Ricci’s first novel stars U.S. District Judge Edward Lamport, a stern and upright magistrate with a “demonstrated ability to separate his personal feelings from his professional duty,” a trait that he doesn’t necessarily like. He’s overseen several controversial cases in his California jurisdiction, and he’s no stranger to facing threats of violence arising from his rulings. As the tale opens, one such threat has the U.S. marshals worried enough to issue Lamport body armor and prep him in firearms. So the judge is already on high alert when he gets a panicked text message from Alana Walsh, his first love, whom he knew and left before he married his wife, Jacqui. Alana calls him from Mexico to tell him their son, Carlos, is in trouble: while working for a large Mexican bank, he’d uncovered evidence hinting that the institution was involved in laundering money for drug cartels.

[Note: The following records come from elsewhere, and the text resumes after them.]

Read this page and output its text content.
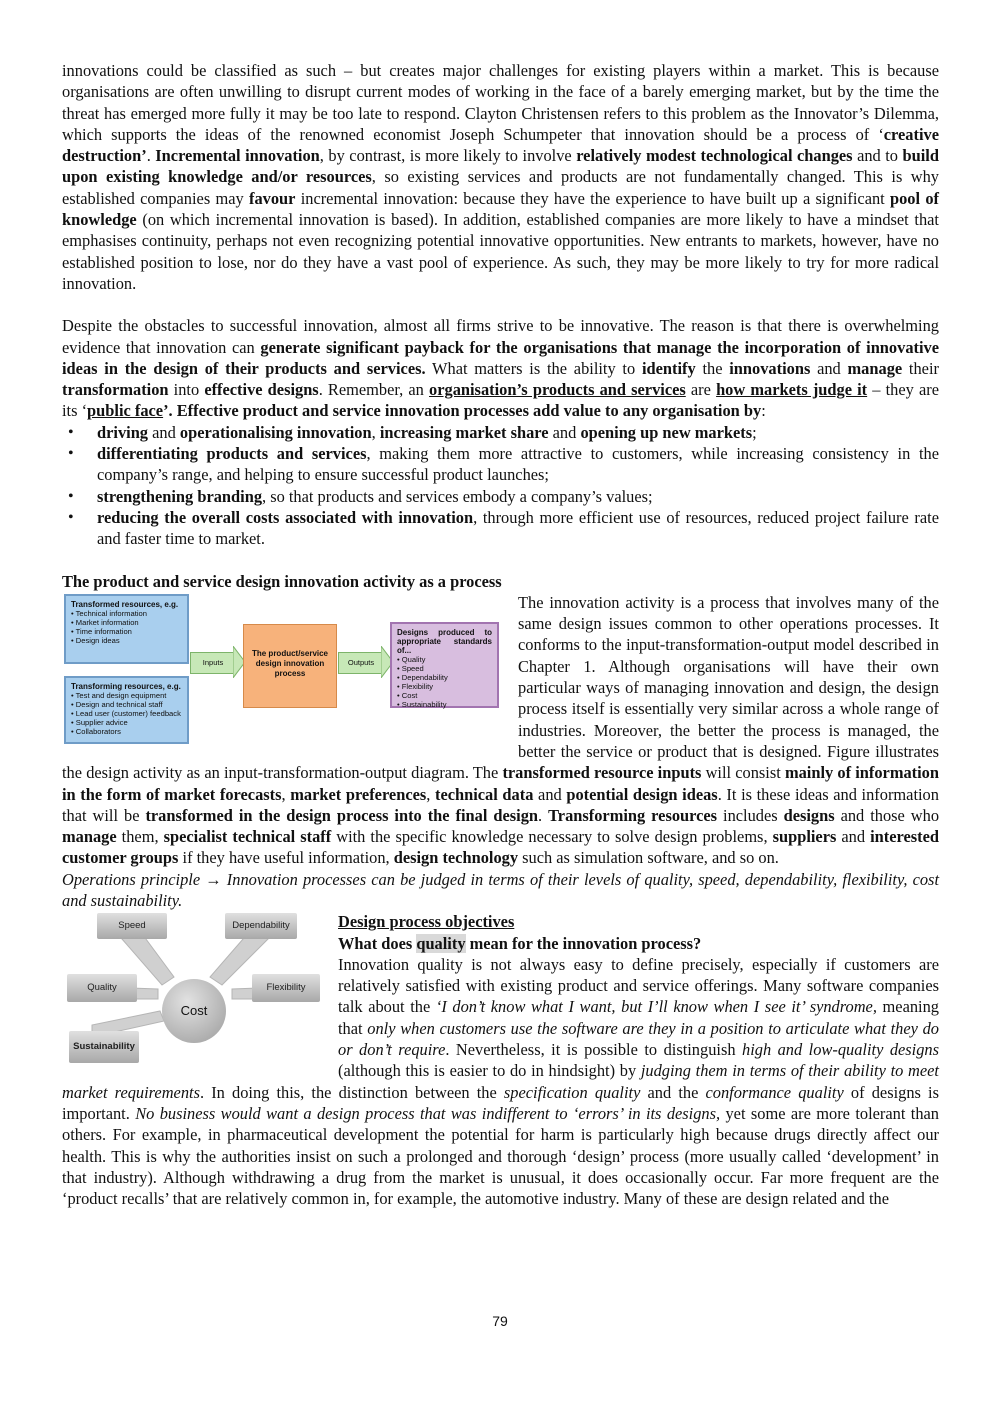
innovations could be classified as such – but creates major challenges for existing players within a market. This is because organisations are often unwilling to disrupt current modes of working in the face of a barely emerging market, but by the time the threat has emerged more fully it may be too late to respond. Clayton Christensen refers to this problem as the Innovator’s Dilemma, which supports the ideas of the renowned economist Joseph Schumpeter that innovation should be a process of ‘creative destruction’. Incremental innovation, by contrast, is more likely to involve relatively modest technological changes and to build upon existing knowledge and/or resources, so existing services and products are not fundamentally changed. This is why established companies may favour incremental innovation: because they have the experience to have built up a significant pool of knowledge (on which incremental innovation is based). In addition, established companies are more likely to have a mindset that emphasises continuity, perhaps not even recognizing potential innovative opportunities. New entrants to markets, however, have no established position to lose, nor do they have a vast pool of experience. As such, they may be more likely to try for more radical innovation.

Despite the obstacles to successful innovation, almost all firms strive to be innovative. The reason is that there is overwhelming evidence that innovation can generate significant payback for the organisations that manage the incorporation of innovative ideas in the design of their products and services. What matters is the ability to identify the innovations and manage their transformation into effective designs. Remember, an organisation’s products and services are how markets judge it – they are its ‘public face’. Effective product and service innovation processes add value to any organisation by:

• driving and operationalising innovation, increasing market share and opening up new markets;
• differentiating products and services, making them more attractive to customers, while increasing consistency in the company’s range, and helping to ensure successful product launches;
• strengthening branding, so that products and services embody a company’s values;
• reducing the overall costs associated with innovation, through more efficient use of resources, reduced project failure rate and faster time to market.
The product and service design innovation activity as a process
Transformed resources, e.g.
• Technical information
• Market information
• Time information
• Design ideas
Transforming resources, e.g.
• Test and design equipment
• Design and technical staff
• Lead user (customer) feedback
• Supplier advice
• Collaborators
Inputs
The product/service design innovation process
Outputs
Designs produced to appropriate standards of...
• Quality
• Speed
• Dependability
• Flexibility
• Cost
• Sustainability

The innovation activity is a process that involves many of the same design issues common to other operations processes. It conforms to the input-transformation-output model described in Chapter 1. Although organisations will have their own particular ways of managing innovation and design, the design process itself is essentially very similar across a whole range of industries. Moreover, the better the process is managed, the better the service or product that is designed. Figure illustrates the design activity as an input-transformation-output diagram. The transformed resource inputs will consist mainly of information in the form of market forecasts, market preferences, technical data and potential design ideas. It is these ideas and information that will be transformed in the design process into the final design. Transforming resources includes designs and those who manage them, specialist technical staff with the specific knowledge necessary to solve design problems, suppliers and interested customer groups if they have useful information, design technology such as simulation software, and so on.

Operations principle → Innovation processes can be judged in terms of their levels of quality, speed, dependability, flexibility, cost and sustainability.

Speed	Dependability
Quality	Flexibility
Cost
Sustainability
Design process objectives

What does quality mean for the innovation process?

Innovation quality is not always easy to define precisely, especially if customers are relatively satisfied with existing product and service offerings. Many software companies talk about the ‘I don’t know what I want, but I’ll know when I see it’ syndrome, meaning that only when customers use the software are they in a position to articulate what they do or don’t require. Nevertheless, it is possible to distinguish high and low-quality designs (although this is easier to do in hindsight) by judging them in terms of their ability to meet market requirements. In doing this, the distinction between the specification quality and the conformance quality of designs is important. No business would want a design process that was indifferent to ‘errors’ in its designs, yet some are more tolerant than others. For example, in pharmaceutical development the potential for harm is particularly high because drugs directly affect our health. This is why the authorities insist on such a prolonged and thorough ‘design’ process (more usually called ‘development’ in that industry). Although withdrawing a drug from the market is unusual, it does occasionally occur. Far more frequent are the ‘product recalls’ that are relatively common in, for example, the automotive industry. Many of these are design related and the

79
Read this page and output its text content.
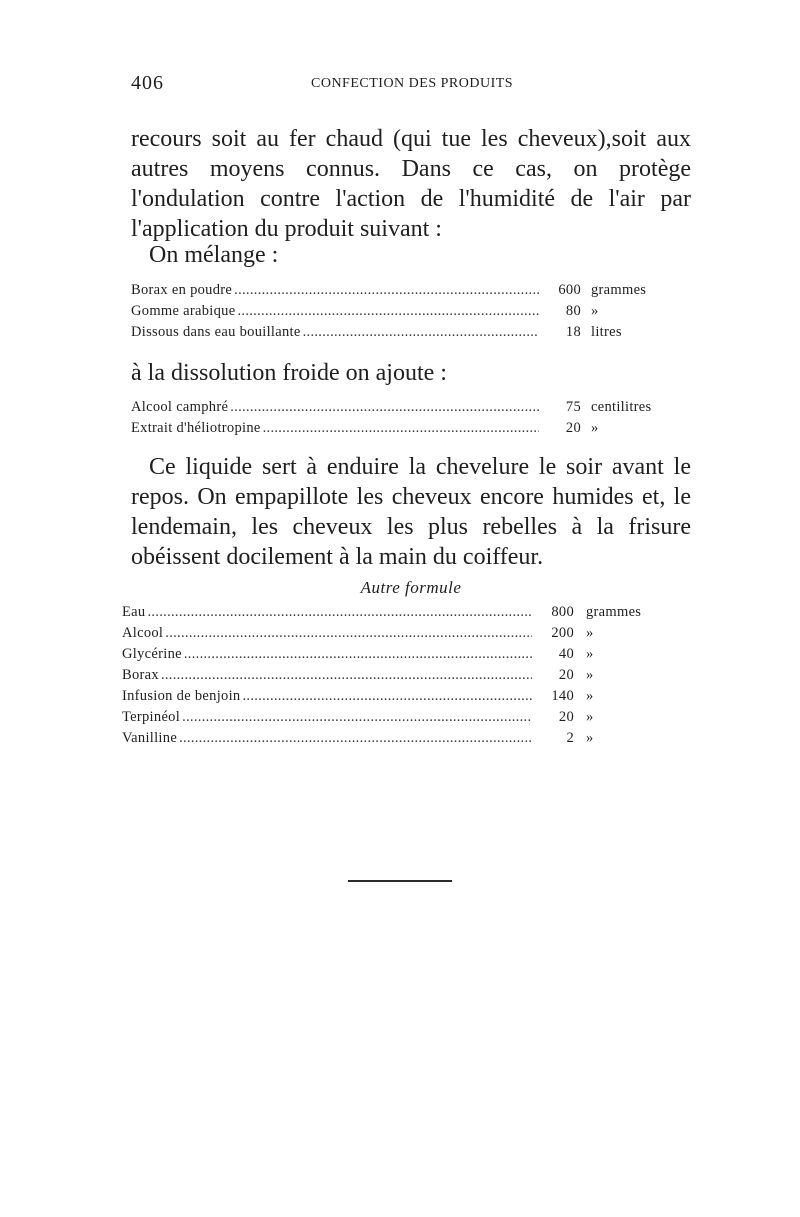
406	CONFECTION DES PRODUITS

recours soit au fer chaud (qui tue les cheveux),soit aux autres moyens connus. Dans ce cas, on protège l'ondulation contre l'action de l'humidité de l'air par l'application du produit suivant :

On mélange :

Borax en poudre .....	600 grammes
Gomme arabique .....	80 »
Dissous dans eau bouillante .....	18 litres

à la dissolution froide on ajoute :

Alcool camphré .....	75 centilitres
Extrait d'héliotropine .....	20 »

Ce liquide sert à enduire la chevelure le soir avant le repos. On empapillote les cheveux encore humides et, le lendemain, les cheveux les plus rebelles à la frisure obéissent docilement à la main du coiffeur.

Autre formule
Eau .....	800 grammes
Alcool .....	200 »
Glycérine .....	40 »
Borax .....	20 »
Infusion de benjoin .....	140 »
Terpinéol .....	20 »
Vanilline .....	2 »
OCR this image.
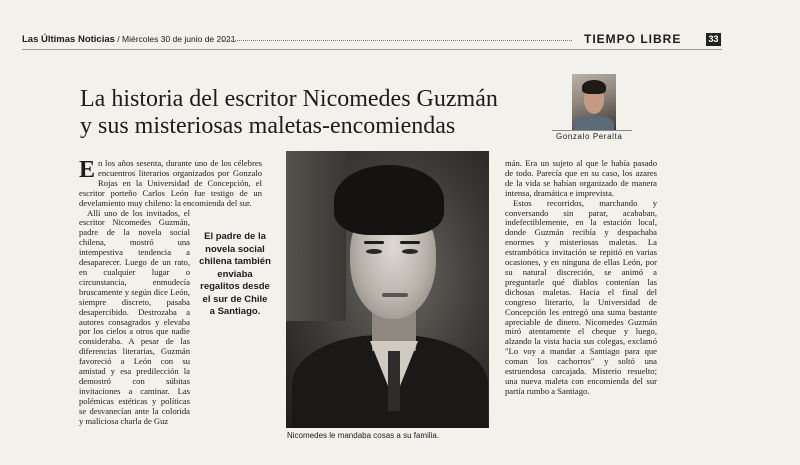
Las Últimas Noticias / Miércoles 30 de junio de 2021	TIEMPO LIBRE	33
La historia del escritor Nicomedes Guzmán
y sus misteriosas maletas-encomiendas	Gonzalo Peralta

En los años sesenta, durante uno de los célebres encuentros literarios organizados por Gonzalo Rojas en la Universidad de Concepción, el escritor porteño Carlos León fue testigo de un develamiento muy chileno: la encomienda del sur.

Allí uno de los invitados, el escritor Nicomedes Guzmán, padre de la novela social chilena, mostró una intempestiva tendencia a desaparecer. Luego de un rato, en cualquier lugar o circunstancia, enmudecía bruscamente y según dice León, siempre discreto, pasaba desapercibido. Destrozaba a autores consagrados y elevaba por los cielos a otros que nadie consideraba. A pesar de las diferencias literarias, Guzmán favoreció a León con su amistad y esa predilección la demostró con súbitas invitaciones a caminar. Las polémicas estéticas y políticas se desvanecían ante la colorida y maliciosa charla de Guz

El padre de la novela social chilena también enviaba regalitos desde el sur de Chile a Santiago.
Nicomedes le mandaba cosas a su familia.

mán. Era un sujeto al que le había pasado de todo. Parecía que en su caso, los azares de la vida se habían organizado de manera intensa, dramática e imprevista.

Estos recorridos, marchando y conversando sin parar, acababan, indefectiblemente, en la estación local, donde Guzmán recibía y despachaba enormes y misteriosas maletas. La estrambótica invitación se repitió en varias ocasiones, y en ninguna de ellas León, por su natural discreción, se animó a preguntarle qué diablos contenían las dichosas maletas. Hacia el final del congreso literario, la Universidad de Concepción les entregó una suma bastante apreciable de dinero. Nicomedes Guzmán miró atentamente el cheque y luego, alzando la vista hacia sus colegas, exclamó "Lo voy a mandar a Santiago para que coman los cachorros" y soltó una estruendosa carcajada. Misterio resuelto; una nueva maleta con encomienda del sur partía rumbo a Santiago.
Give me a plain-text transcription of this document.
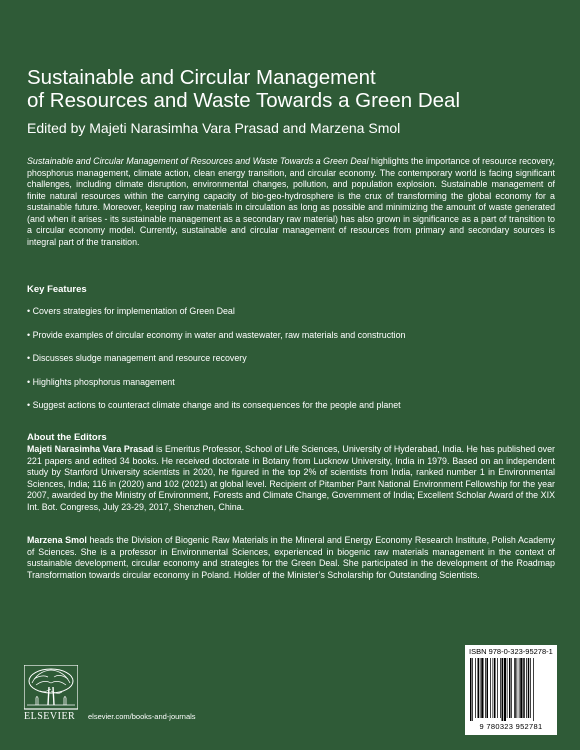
Sustainable and Circular Management
of Resources and Waste Towards a Green Deal

Edited by Majeti Narasimha Vara Prasad and Marzena Smol

Sustainable and Circular Management of Resources and Waste Towards a Green Deal highlights the importance of resource recovery, phosphorus management, climate action, clean energy transition, and circular economy. The contemporary world is facing significant challenges, including climate disruption, environmental changes, pollution, and population explosion. Sustainable management of finite natural resources within the carrying capacity of bio-geo-hydrosphere is the crux of transforming the global economy for a sustainable future. Moreover, keeping raw materials in circulation as long as possible and minimizing the amount of waste generated (and when it arises - its sustainable management as a secondary raw material) has also grown in significance as a part of transition to a circular economy model. Currently, sustainable and circular management of resources from primary and secondary sources is integral part of the transition.

Key Features

• Covers strategies for implementation of Green Deal
• Provide examples of circular economy in water and wastewater, raw materials and construction
• Discusses sludge management and resource recovery
• Highlights phosphorus management
• Suggest actions to counteract climate change and its consequences for the people and planet

About the Editors

Majeti Narasimha Vara Prasad is Emeritus Professor, School of Life Sciences, University of Hyderabad, India. He has published over 221 papers and edited 34 books. He received doctorate in Botany from Lucknow University, India in 1979. Based on an independent study by Stanford University scientists in 2020, he figured in the top 2% of scientists from India, ranked number 1 in Environmental Sciences, India; 116 in (2020) and 102 (2021) at global level. Recipient of Pitamber Pant National Environment Fellowship for the year 2007, awarded by the Ministry of Environment, Forests and Climate Change, Government of India; Excellent Scholar Award of the XIX Int. Bot. Congress, July 23-29, 2017, Shenzhen, China.

Marzena Smol heads the Division of Biogenic Raw Materials in the Mineral and Energy Economy Research Institute, Polish Academy of Sciences. She is a professor in Environmental Sciences, experienced in biogenic raw materials management in the context of sustainable development, circular economy and strategies for the Green Deal. She participated in the development of the Roadmap Transformation towards circular economy in Poland. Holder of the Minister’s Scholarship for Outstanding Scientists.

ELSEVIER elsevier.com/books-and-journals
ISBN 978-0-323-95278-1
9 780323 952781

Now he believes his life is in danger, and he and his mother are imploring Lamport to help Carlos immigrate to the United States. Not only do cartel enforcers want him dead, but immigration itself is an explosive topic in Lamport’s California as well. A controversial new proposition is seen by some as “backhanded oppression” of the state’s large population of illegal immigrants. The judge naturally attempts to call in favors from political friends, but when his efforts gain curiously little traction, it begins to look like the plot Carlos uncovered goes even deeper than it initially seemed. Ricci handles the admittedly front-loaded momentum of his narrative with the skill of a practiced professional; he has the patience and sound ear to create his characters—particularly Lamport—as much from dialogue and quick, telegraphic thoughts as from overt scene-setting. The author’s overlay of Christian elements onto the enormously readable story is subtly and believably done. (When Alana first contacts Lamport, she tells him that Carlos said “he had a plan and he trusted God to protect him.”) Ricci delivers that rare bird, an action novel that should appeal equally to Christian and non-Christian readers. This is an extremely promising and muscular debut.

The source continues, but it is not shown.